Commenta Giovanna Tomassucci: «Czesław Miłosz ha scritto il suo Trattato poetico dall’esilio, tra il dicembre ’55 e la primavera ’56. Nella difficile condizione di poeta senza pubblico, transfuga in una Francia ostile, negli anni precedenti si era soprattutto dedicato alla prosa con il saggio La mente prigioniera (1953), ritratto di vecchi amici convertiti allo Stalinismo, e il romanzo autobiografico La valle dell’Issa (1955). In quello stesso periodo si accingeva a scrivere uno dei suoi più bei libri, Europa familiare (1959, tradotto in italiano da Adelphi con il titolo La mia Europa), atto di amore verso la sua terra natale, la Lituania, crogiuolo di lingue e culture, che per l’Occidente continuava (ma oggi è forse diverso?) a essere una ‘regione nebulosa’ su cui si ‘danno poche notizie e se mai errate’».
Il punto centrale della riflessione della poesia viene introdotto subito nei primi versi: «una forma più capace», che non sia « né troppo poesia né troppo prosa». Una forma ampia dunque che consenta l’ingresso nella forma-poesia della forza rigenerante della «prosa». Miłosz caldeggia una nuova poesia che sia al contempo riflessione sulla storia e una selezione di immagini povere, prosaiche; di qui la scoperta che «nella poesia c’è qualcosa di indecente», la presa di distanze dalla poesia dell’ego, tutta incentrata su «ciò che è morboso» in quanto oggi «molto apprezzato dai poeti», una poesia che tratti dell’«uomo ragionevole», poiché « il mondo è diverso da come ci sembra / e noi siamo diversi dal nostro farneticare». Di fatto è questo il primo altissimo documento poetico di un poeta europeo in favore di una poesia di ampio respiro, che contemperi l’ampio sguardo sulla storia degli uomini e i piccoli fatti del quotidiano.
Grazie,
un’interessante spunto per la riflessione.
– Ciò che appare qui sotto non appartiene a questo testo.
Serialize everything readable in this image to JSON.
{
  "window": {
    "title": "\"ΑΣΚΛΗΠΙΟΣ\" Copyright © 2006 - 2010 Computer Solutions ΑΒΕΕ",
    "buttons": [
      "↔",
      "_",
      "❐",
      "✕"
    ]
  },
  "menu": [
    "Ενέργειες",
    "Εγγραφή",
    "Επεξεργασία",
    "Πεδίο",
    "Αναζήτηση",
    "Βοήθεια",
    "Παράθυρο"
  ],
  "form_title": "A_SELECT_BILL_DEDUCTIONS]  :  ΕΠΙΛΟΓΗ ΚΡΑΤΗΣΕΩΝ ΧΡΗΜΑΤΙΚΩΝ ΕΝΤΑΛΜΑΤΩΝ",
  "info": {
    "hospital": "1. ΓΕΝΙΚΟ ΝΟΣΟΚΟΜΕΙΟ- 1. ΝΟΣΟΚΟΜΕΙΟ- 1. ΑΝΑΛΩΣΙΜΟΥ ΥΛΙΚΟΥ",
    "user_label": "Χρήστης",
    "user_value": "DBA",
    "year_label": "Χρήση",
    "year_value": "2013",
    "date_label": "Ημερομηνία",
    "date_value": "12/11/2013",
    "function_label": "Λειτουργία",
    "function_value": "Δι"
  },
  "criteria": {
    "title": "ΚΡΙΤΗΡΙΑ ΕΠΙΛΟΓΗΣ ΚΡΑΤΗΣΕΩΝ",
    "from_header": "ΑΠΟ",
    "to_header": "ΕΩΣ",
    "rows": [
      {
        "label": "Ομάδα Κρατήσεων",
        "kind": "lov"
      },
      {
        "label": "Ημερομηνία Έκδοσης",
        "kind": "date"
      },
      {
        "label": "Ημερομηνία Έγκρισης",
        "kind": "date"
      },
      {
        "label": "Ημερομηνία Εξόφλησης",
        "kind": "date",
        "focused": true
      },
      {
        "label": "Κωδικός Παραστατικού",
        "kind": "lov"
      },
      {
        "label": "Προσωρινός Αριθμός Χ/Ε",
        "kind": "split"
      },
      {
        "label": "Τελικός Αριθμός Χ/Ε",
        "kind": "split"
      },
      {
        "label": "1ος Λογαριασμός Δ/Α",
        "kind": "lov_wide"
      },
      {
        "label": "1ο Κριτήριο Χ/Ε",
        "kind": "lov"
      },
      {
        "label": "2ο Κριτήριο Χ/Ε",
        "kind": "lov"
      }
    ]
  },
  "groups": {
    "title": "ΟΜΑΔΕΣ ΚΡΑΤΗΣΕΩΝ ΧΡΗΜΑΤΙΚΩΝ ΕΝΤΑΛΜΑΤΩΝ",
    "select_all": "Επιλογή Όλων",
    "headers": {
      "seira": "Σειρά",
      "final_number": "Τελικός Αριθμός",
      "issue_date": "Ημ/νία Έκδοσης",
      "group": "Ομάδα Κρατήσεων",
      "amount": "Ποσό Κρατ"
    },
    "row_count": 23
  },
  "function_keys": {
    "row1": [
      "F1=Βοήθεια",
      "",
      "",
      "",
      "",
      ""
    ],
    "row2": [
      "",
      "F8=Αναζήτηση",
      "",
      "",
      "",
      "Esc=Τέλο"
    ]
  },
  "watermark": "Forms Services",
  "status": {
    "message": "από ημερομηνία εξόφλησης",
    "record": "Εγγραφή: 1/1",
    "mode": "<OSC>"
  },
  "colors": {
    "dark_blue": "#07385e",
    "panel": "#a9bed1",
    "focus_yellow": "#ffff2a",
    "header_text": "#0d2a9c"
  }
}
E parole grandi poichè piccole.
Grazie
Ringrazio anch’io per l’edificante e ottima lettura e mi associo in toto al commento precedente: sono parole grandi proprio perché non hanno bisogno di ostentare alcunché.
Sandro Angelucci
“la poesia non narra alcun evento storico: piuttosto riflette in generale sulla cieca natura degli uomini, indifferenti alle tragedie della storia. Nessuna scena di maniera, nessuna immagine stravagante, nessuna parola eufonica o ricercata, povere cose e poveri animali, uomini semplici: api su fiori, gai delfini, passeri, serpenti, pescatori, signore a passeggio per i campi, ubriachi e ortolani. Tutti abitano il mondo con parità di diritti, tutti incoscienti e indifferenti a quella tragedia che si sta per avvicinare: la “fine del mondo”.
Anche la scena che si svolge in Campo dei Fiori di Roma è una riflessione sulla storia”.
Quanta verità in questo commento alla prima delle poesie composte dal grande Czesław Miłosz!
L’indifferenza è un male profondamente radicato nel mondo, in tutti gli esseri che lo popolano. Un’immane tragedia resta inosservata, come se non esistesse. Per descriverne l’atrocità non serve tutto un repertorio di artifici lessicali, di figure retoriche, di voli fantasiosi.
La scelta degli esseri viventi che non si accorgono dell’evento e la semplicità del dettato sono icastici e pregnanti: la tragedia è dinanzi ai nostri occhi come quando si ascolta una “Polacca” di Chopin.